L’auteur nous fait partager sa fascination pour la Californie et ses (jeunes) habitants qui sont en pleine remise en cause de leurs certitudes ébranlées par les protestations contre la guerre du Vietnam, pour les droits civiques, l’échec déjà perceptible de l’idéologie marxiste-léniniste à laquelle ils ont cru, l’émergence de la violence des « Black Panthers », des « Hell’s Angels, mais aussi de l’écologie, et la dévastation des âmes et des corps que provoquent les drogues largement consommées dans cet Etat à cette époque. Même la fille de Staline, Svetlana Allilouïeva, a fui l’URSS et son tyran de père pour venir s’installer en 1969 aux… Etats-Unis. C’est le temps des désillusions.

Le mode de vie communautaire qui tente de survivre intéresse Morin au plus au point et on le sent attiré par la culture underground qui s’y pratique encore dans une ambiance « peace & love » qui vit ses derniers instants. Les concerts de Janis Joplin auxquels assiste l’auteur sont pleins mais l’artiste meurt d’une overdose d’héroïne en octobre de cette année 1970, deux semaines après Jimi Hendrix… C’est le symbole de cette Californie si intensément productive (artistiquement, scientifiquement, humainement) mais aussi tellement mortifère à cette époque de tous ses renoncements.

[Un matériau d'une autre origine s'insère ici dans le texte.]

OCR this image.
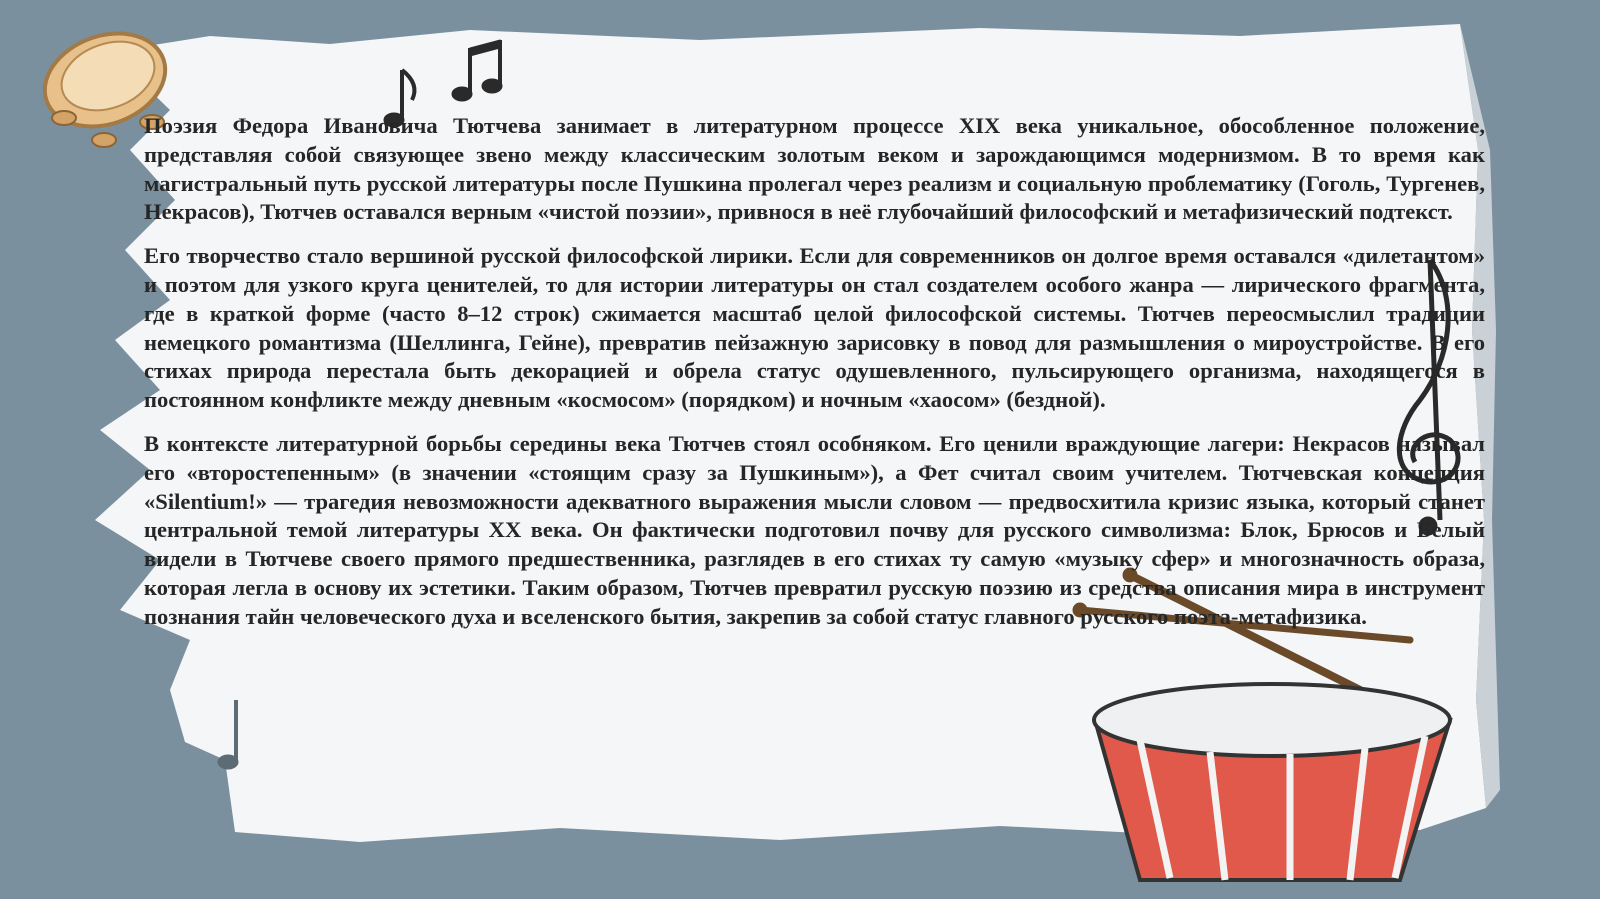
Поэзия Федора Ивановича Тютчева занимает в литературном процессе XIX века уникальное, обособленное положение, представляя собой связующее звено между классическим золотым веком и зарождающимся модернизмом. В то время как магистральный путь русской литературы после Пушкина пролегал через реализм и социальную проблематику (Гоголь, Тургенев, Некрасов), Тютчев оставался верным «чистой поэзии», привнося в неё глубочайший философский и метафизический подтекст.

Его творчество стало вершиной русской философской лирики. Если для современников он долгое время оставался «дилетантом» и поэтом для узкого круга ценителей, то для истории литературы он стал создателем особого жанра — лирического фрагмента, где в краткой форме (часто 8–12 строк) сжимается масштаб целой философской системы. Тютчев переосмыслил традиции немецкого романтизма (Шеллинга, Гейне), превратив пейзажную зарисовку в повод для размышления о мироустройстве. В его стихах природа перестала быть декорацией и обрела статус одушевленного, пульсирующего организма, находящегося в постоянном конфликте между дневным «космосом» (порядком) и ночным «хаосом» (бездной).

В контексте литературной борьбы середины века Тютчев стоял особняком. Его ценили враждующие лагери: Некрасов называл его «второстепенным» (в значении «стоящим сразу за Пушкиным»), а Фет считал своим учителем. Тютчевская концепция «Silentium!» — трагедия невозможности адекватного выражения мысли словом — предвосхитила кризис языка, который станет центральной темой литературы XX века. Он фактически подготовил почву для русского символизма: Блок, Брюсов и Белый видели в Тютчеве своего прямого предшественника, разглядев в его стихах ту самую «музыку сфер» и многозначность образа, которая легла в основу их эстетики. Таким образом, Тютчев превратил русскую поэзию из средства описания мира в инструмент познания тайн человеческого духа и вселенского бытия, закрепив за собой статус главного русского поэта-метафизика.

Morin croise ces communautés sans véritablement les intégrer, il a 50 ans à l’époque. Alors il les fréquente, les étudie sociologiquement, fume des joints avec les jeunes lors de soirées festives sur les plages du Pacifique, mais rentre dans sa confortable villa le soir. Son temps est un peu passé, sa génération est aussi compromise dans les effondrements idéologiques de l’époque. Il regrette, culpabilise, mais reste fasciné par cette jeunesse fondamentalement déçue tout en restant inventive.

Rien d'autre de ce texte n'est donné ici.